Теперь она видела старый камень на поляне и деревенских, приплясывающих в кругу под музыку дудочника, которая казалась старинной версией мелодий Томми Даффина. Она узнала Льюиса и Лили – много моложе, чем теперь. Человек, стоявший у камня, держал в руке длинный обоюдоострый нож. Двое подвели быка.
Человек перерезал быку горло и подставил под струю крови большую железную миску. Потом он поднёс кровь камню, у которого снова стояла тайна, но теперь в облике человека с рогами оленя. Глаза его по- прежнему горели красным огнём, и на протянутой к чаше лапе виднелись длинные когти. Человек начал пить, и струи крови пролились ему на подбородок, на зелёный плащ.
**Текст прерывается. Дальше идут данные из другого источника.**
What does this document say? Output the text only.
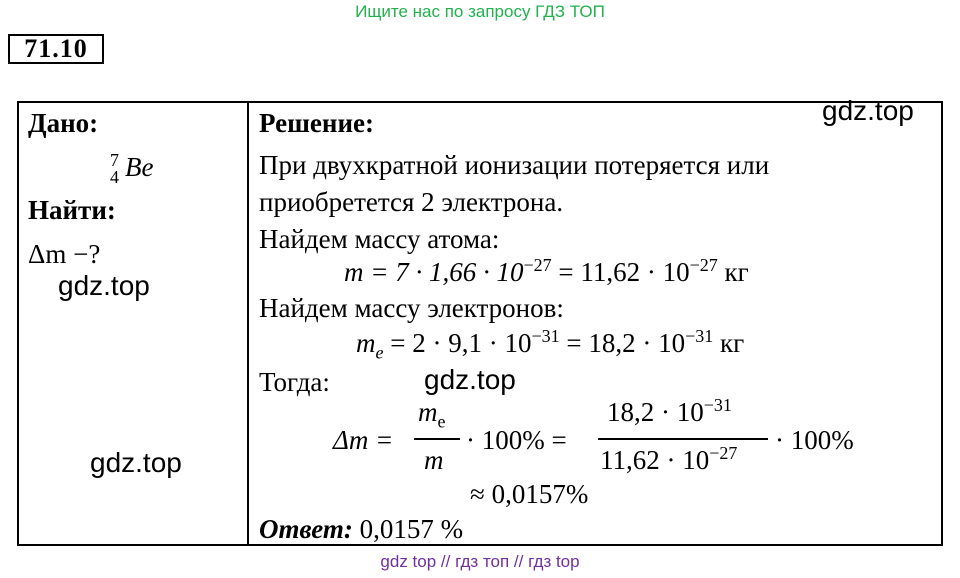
Ищите нас по запросу ГДЗ ТОП
71.10
Дано:
7
4 Be
Найти:
Δm −?
Решение:
При двухкратной ионизации потеряется или
приобретется 2 электрона.
Найдем массу атома:
$m = 7 \cdot 1,66 \cdot 10^{-27} = 11,62 \cdot 10^{-27}$ кг
Найдем массу электронов:
$m_e = 2 \cdot 9,1 \cdot 10^{-31} = 18,2 \cdot 10^{-31}$ кг
Тогда:
Δm =
$m_e$
m
· 100% =
$18,2 \cdot 10^{-31}$
$11,62 \cdot 10^{-27} \cdot 100\%$
≈ 0,0157%
Ответ: 0,0157 %
gdz.top
gdz.top
gdz.top
gdz.top
gdz top // гдз топ // гдз top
А деревенские между тем плясали, и Дудочник наигрывал адский мотивчик.
Правда.
Она увидела пару любовников в лесу и козлоногого, наигрывавшего им, пока они терзали друг друга в горячке страсти. Похоть, горевшая в их глазах, казалась бледным отблеском сверкающих глаз козлоногого, извергавшего на них своё семя.
Правда.
– «Воздержись от телесной похоти, что угрожает душе твоей», – провозгласил человек под капюшоном. – Не это ли чудовище вдохновит тебя, дитя? Допустишь ли к своему невинному телу его безбожную проказу?
– Н-не…
Воспалённый мозг давал картины одну отвратительнее другой, и Али начала задыхаться. Тошнота подступила к горлу. Она что было силы рвала верёвки, но спасения не было; не было спасения ни из плена, ни от видений, которые человек под капюшоном посылал ей через своё распятие.
– Писание вопрошает: «Если с нами Господь – кто против нас?», и я отвечу тебе: сатана. Взгляни на его деяния, дитя. Неужто ты и теперь обнимешь его? За соитие с ним ты продаёшь свою душу. Повторяй за мной: «Господи, помилуй меня, грешную…»
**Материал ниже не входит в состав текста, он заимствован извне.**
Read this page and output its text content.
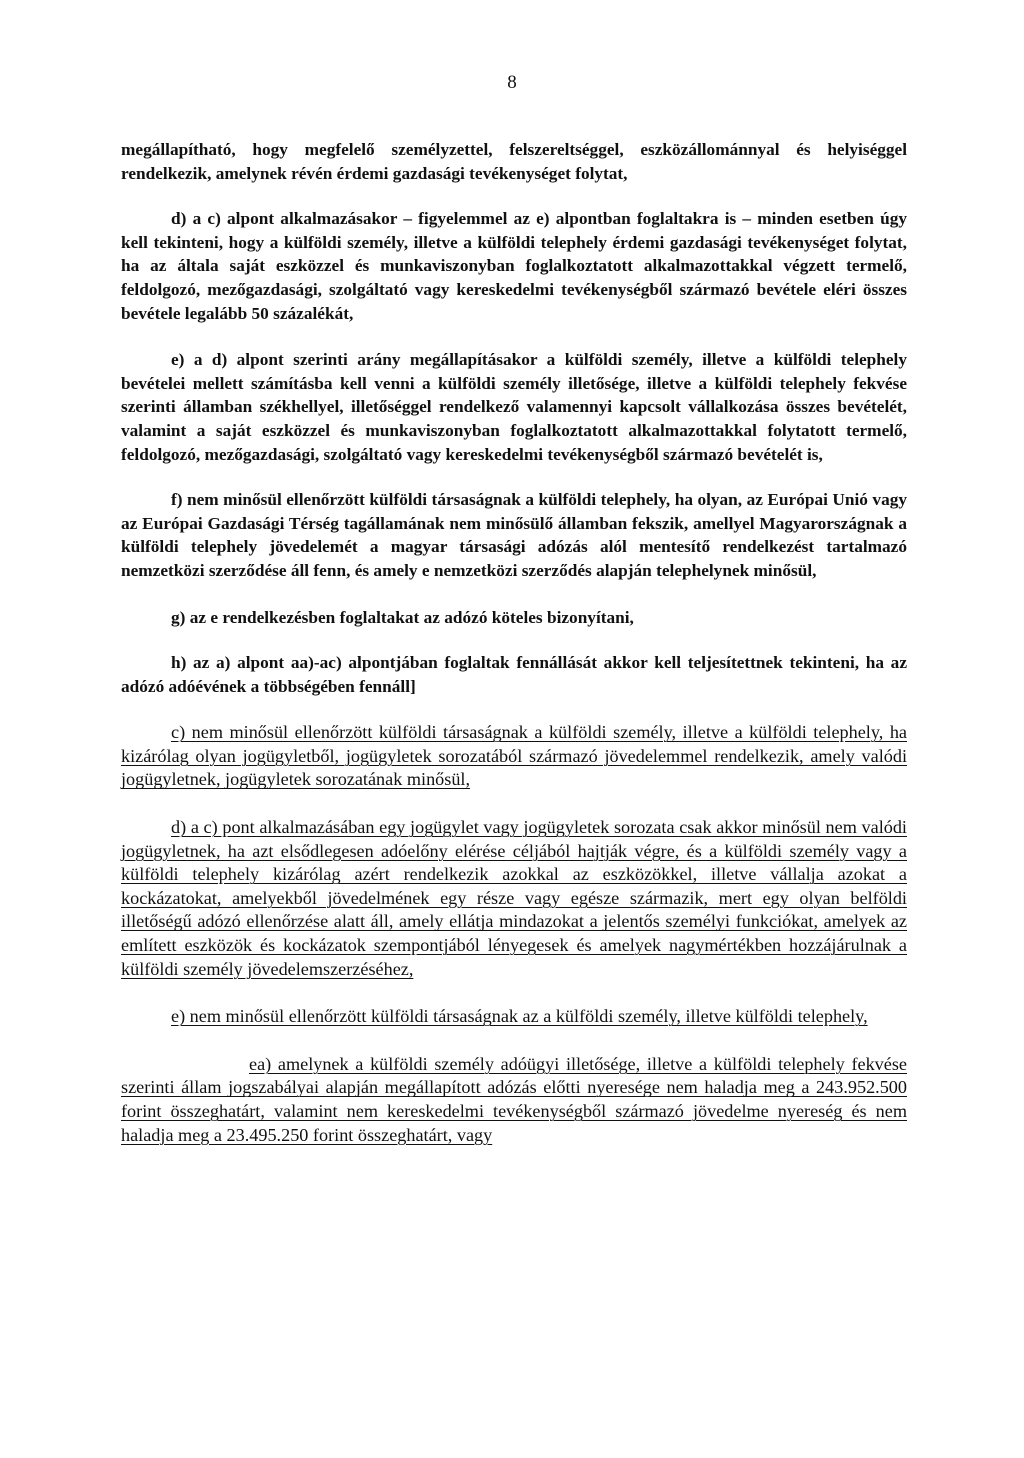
8

megállapítható, hogy megfelelő személyzettel, felszereltséggel, eszközállománnyal és helyiséggel rendelkezik, amelynek révén érdemi gazdasági tevékenységet folytat,

d) a c) alpont alkalmazásakor – figyelemmel az e) alpontban foglaltakra is – minden esetben úgy kell tekinteni, hogy a külföldi személy, illetve a külföldi telephely érdemi gazdasági tevékenységet folytat, ha az általa saját eszközzel és munkaviszonyban foglalkoztatott alkalmazottakkal végzett termelő, feldolgozó, mezőgazdasági, szolgáltató vagy kereskedelmi tevékenységből származó bevétele eléri összes bevétele legalább 50 százalékát,

e) a d) alpont szerinti arány megállapításakor a külföldi személy, illetve a külföldi telephely bevételei mellett számításba kell venni a külföldi személy illetősége, illetve a külföldi telephely fekvése szerinti államban székhellyel, illetőséggel rendelkező valamennyi kapcsolt vállalkozása összes bevételét, valamint a saját eszközzel és munkaviszonyban foglalkoztatott alkalmazottakkal folytatott termelő, feldolgozó, mezőgazdasági, szolgáltató vagy kereskedelmi tevékenységből származó bevételét is,

f) nem minősül ellenőrzött külföldi társaságnak a külföldi telephely, ha olyan, az Európai Unió vagy az Európai Gazdasági Térség tagállamának nem minősülő államban fekszik, amellyel Magyarországnak a külföldi telephely jövedelemét a magyar társasági adózás alól mentesítő rendelkezést tartalmazó nemzetközi szerződése áll fenn, és amely e nemzetközi szerződés alapján telephelynek minősül,

g) az e rendelkezésben foglaltakat az adózó köteles bizonyítani,

h) az a) alpont aa)-ac) alpontjában foglaltak fennállását akkor kell teljesítettnek tekinteni, ha az adózó adóévének a többségében fennáll]

c) nem minősül ellenőrzött külföldi társaságnak a külföldi személy, illetve a külföldi telephely, ha kizárólag olyan jogügyletből, jogügyletek sorozatából származó jövedelemmel rendelkezik, amely valódi jogügyletnek, jogügyletek sorozatának minősül,

d) a c) pont alkalmazásában egy jogügylet vagy jogügyletek sorozata csak akkor minősül nem valódi jogügyletnek, ha azt elsődlegesen adóelőny elérése céljából hajtják végre, és a külföldi személy vagy a külföldi telephely kizárólag azért rendelkezik azokkal az eszközökkel, illetve vállalja azokat a kockázatokat, amelyekből jövedelmének egy része vagy egésze származik, mert egy olyan belföldi illetőségű adózó ellenőrzése alatt áll, amely ellátja mindazokat a jelentős személyi funkciókat, amelyek az említett eszközök és kockázatok szempontjából lényegesek és amelyek nagymértékben hozzájárulnak a külföldi személy jövedelemszerzéséhez,

e) nem minősül ellenőrzött külföldi társaságnak az a külföldi személy, illetve külföldi telephely,

ea) amelynek a külföldi személy adóügyi illetősége, illetve a külföldi telephely fekvése szerinti állam jogszabályai alapján megállapított adózás előtti nyeresége nem haladja meg a 243.952.500 forint összeghatárt, valamint nem kereskedelmi tevékenységből származó jövedelme nyereség és nem haladja meg a 23.495.250 forint összeghatárt, vagy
Али почти не слышала его. Нестройная музыка, адские картины все дальше загоняли её в безумие. «Вы мне лгали! – кричала она тайне, Малли, Льюису. – Вы лгали мне. Вы говорили, он хороший, но вы врали, врали, врали…»
– Имя им легион, – возглашал безликий, – но един Сын Божий! Дитя, прими его как своего спасителя!
Бешеный водоворот мучительных, жестоких видений затянул Али и лишил разума. Она, как за соломинку, цеплялась за слова стоящего перед ней, но при имени Христовом перед ней вставало видение Иисуса, распятого на кресте, корчащегося в муках, с полными боли глазами и в терновом венце, раздирающем лоб.
Здесь не найти было утешения. Все то же самое: жестокость и боль. Если Христос был Спасителем, на что надеяться после того, что сотворили с ним люди? Что они сделали с ним, сколько зла творили его именем? Пытали, и насиловали, и убивали – все именем того, кого пригвоздили к кресту и распяли бы снова, если бы он вернулся к ним теперь.
«Тут Льюис был прав, – думала она, уже отказываясь от борьбы. – Что толку бороться? Лучше просто уйти, отказаться от жизни, раз она такая. Если за улыбкой люди прячут ненависть и злобу друг к другу. Хоть в одном ты не соврал, Льюис».
– Если желаешь спасения, – твердил безликий монах, – то прими Господа. Он один может встать между тобой и чудовищем, в когтях которого ты оказалась. Прими Господа, дитя! «Враги его станут лизать прах». Прими Господа как Спасителя, и ты спасёшься!
Но Али не слушала. Она уцепилась за одну мысль, и там, где ничто не могло помочь, эта мысль помогла.
Льюис.
Что Льюис говорил о тайне?
Так, если вы приходите к нему с ненавистью и похотью, то и в нем увидите их отражение. Но если прийти к нему с добром, без зла… Никто не совершенен, но если ты стараешься быть хорошим и приходишь к нему с добром, тогда и он для тебя будет хорошим – разве не так? Она представила себе Христа: не страшную картину распятия, а другие, где он изображался добрым, нежным…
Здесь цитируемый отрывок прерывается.